Attorney General Jeff Sessions said Friday he is taking "seriously" complaints President Trump has raised about bias against him in the Justice Department, but stopped short of saying he will appoint a special counsel to investigate that bias.

“We’re going to take seriously the concerns that have been expressed,” Sessions said. "I would just say that we intend to monitor our people to maintain high standards. But I got to tell you, sometimes things that appear to be bad in the press have more innocent explanations."
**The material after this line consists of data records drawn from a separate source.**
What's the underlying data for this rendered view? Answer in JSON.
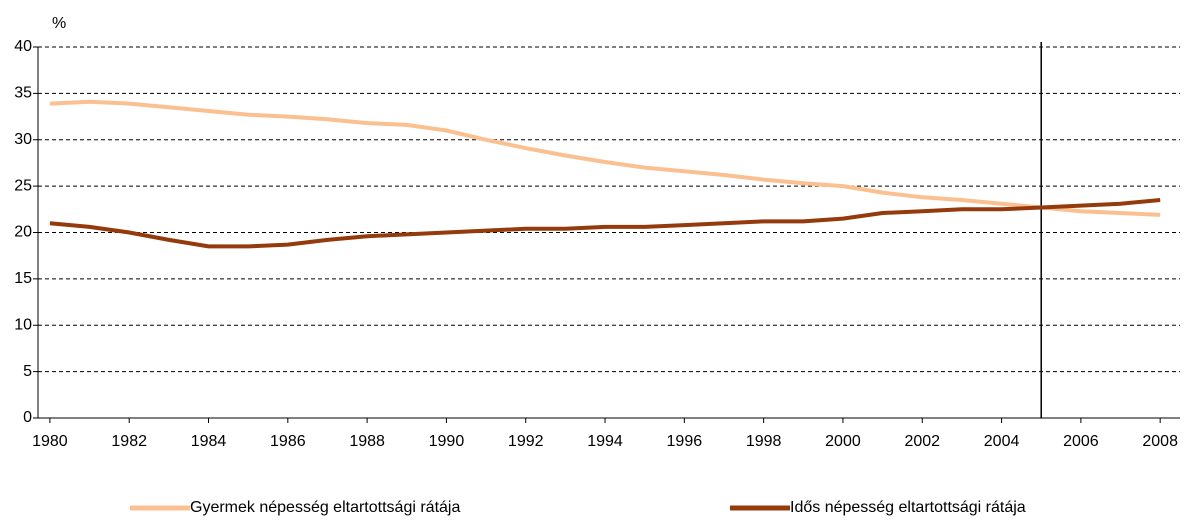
{
  "chart_data": {
    "type": "line",
    "y_label": "%",
    "x": [
      1980,
      1981,
      1982,
      1983,
      1984,
      1985,
      1986,
      1987,
      1988,
      1989,
      1990,
      1991,
      1992,
      1993,
      1994,
      1995,
      1996,
      1997,
      1998,
      1999,
      2000,
      2001,
      2002,
      2003,
      2004,
      2005,
      2006,
      2007,
      2008
    ],
    "series": [
      {
        "name": "Gyermek népesség eltartottsági rátája",
        "color": "#fac090",
        "values": [
          33.9,
          34.1,
          33.9,
          33.5,
          33.1,
          32.7,
          32.5,
          32.2,
          31.8,
          31.6,
          31.0,
          30.0,
          29.1,
          28.3,
          27.6,
          27.0,
          26.6,
          26.2,
          25.7,
          25.3,
          25.0,
          24.3,
          23.8,
          23.5,
          23.1,
          22.7,
          22.3,
          22.1,
          21.9
        ]
      },
      {
        "name": "Idős népesség eltartottsági rátája",
        "color": "#953a0c",
        "values": [
          21.0,
          20.6,
          20.0,
          19.2,
          18.5,
          18.5,
          18.7,
          19.2,
          19.6,
          19.8,
          20.0,
          20.2,
          20.4,
          20.4,
          20.6,
          20.6,
          20.8,
          21.0,
          21.2,
          21.2,
          21.5,
          22.1,
          22.3,
          22.5,
          22.5,
          22.7,
          22.9,
          23.1,
          23.5
        ]
      }
    ],
    "xlim": [
      1979.7,
      2008.5
    ],
    "xticks": [
      1980,
      1982,
      1984,
      1986,
      1988,
      1990,
      1992,
      1994,
      1996,
      1998,
      2000,
      2002,
      2004,
      2006,
      2008
    ],
    "ylim": [
      0,
      40
    ],
    "yticks": [
      0,
      5,
      10,
      15,
      20,
      25,
      30,
      35,
      40
    ],
    "grid": true,
    "vline": 2005
  }
}
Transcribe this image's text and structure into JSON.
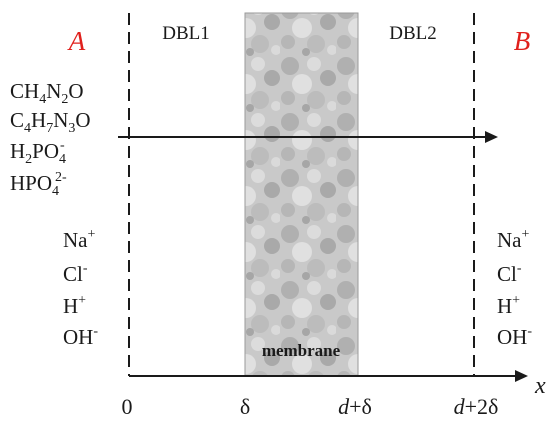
{
  "regions": {
    "left": "A",
    "right": "B"
  },
  "layers": {
    "dbl1": "DBL1",
    "dbl2": "DBL2",
    "membrane": "membrane"
  },
  "species_left": {
    "s1": {
      "p1": "CH",
      "p2": "4",
      "p3": "N",
      "p4": "2",
      "p5": "O"
    },
    "s2": {
      "p1": "C",
      "p2": "4",
      "p3": "H",
      "p4": "7",
      "p5": "N",
      "p6": "3",
      "p7": "O"
    },
    "s3": {
      "p1": "H",
      "p2": "2",
      "p3": "PO",
      "p4": "4",
      "p5": "-"
    },
    "s4": {
      "p1": "HPO",
      "p2": "4",
      "p3": "2-"
    }
  },
  "ions": {
    "na": {
      "base": "Na",
      "charge": "+"
    },
    "cl": {
      "base": "Cl",
      "charge": "-"
    },
    "h": {
      "base": "H",
      "charge": "+"
    },
    "oh": {
      "base": "OH",
      "charge": "-"
    }
  },
  "axis": {
    "label": "x",
    "ticks": {
      "zero": "0",
      "delta": "δ",
      "d1": {
        "d": "d",
        "rest": "+δ"
      },
      "d2": {
        "d": "d",
        "rest": "+2δ"
      }
    }
  },
  "colors": {
    "accent_red": "#e0201c",
    "membrane_fill": "#c9c9c9",
    "line": "#1a1a1a"
  }
}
Trump’s lawyer, Jay Sekulow, said a special counsel should be created to investigate Bruce Ohr, a high-ranking Justice Department official in the deputy attorney general’s office. Ohr met in 2016 with Fusion GPS founder Glenn Simpson and Christopher Steele, the British intelligence officer who put the controversial so-called "Trump dossier" together.

Ohr, who has since been demoted, was also married to Nellie Ohr, who worked for Fusion GPS during the 2016 presidential election.

Sekulow told CNN earlier this week a special counsel should be appointed to investigate Ohr’s ties to Fusion GPS.

Sessions also offered a defense of the FBI, telling reporters he believes the agency is “doing a great job around the country … We are reaching a higher level of unity and sophistication than we ever have.”

The comments came the same day that Sessions sat near Trump as he delivered a speech to law enforcement officers, and said it's a "shame" what has happened with the FBI. Trump called the agency’s handling of its investigation into Hillary Clinton’s private email server “really disgraceful" and promised to “rebuild” the FBI.

“I don’t share the view that the FBI is not functioning at a high level," Sessions said Friday. "In my view, the FBI has huge national security requirement but it's also fulfilling a fabulously important role against working to fight violent crime."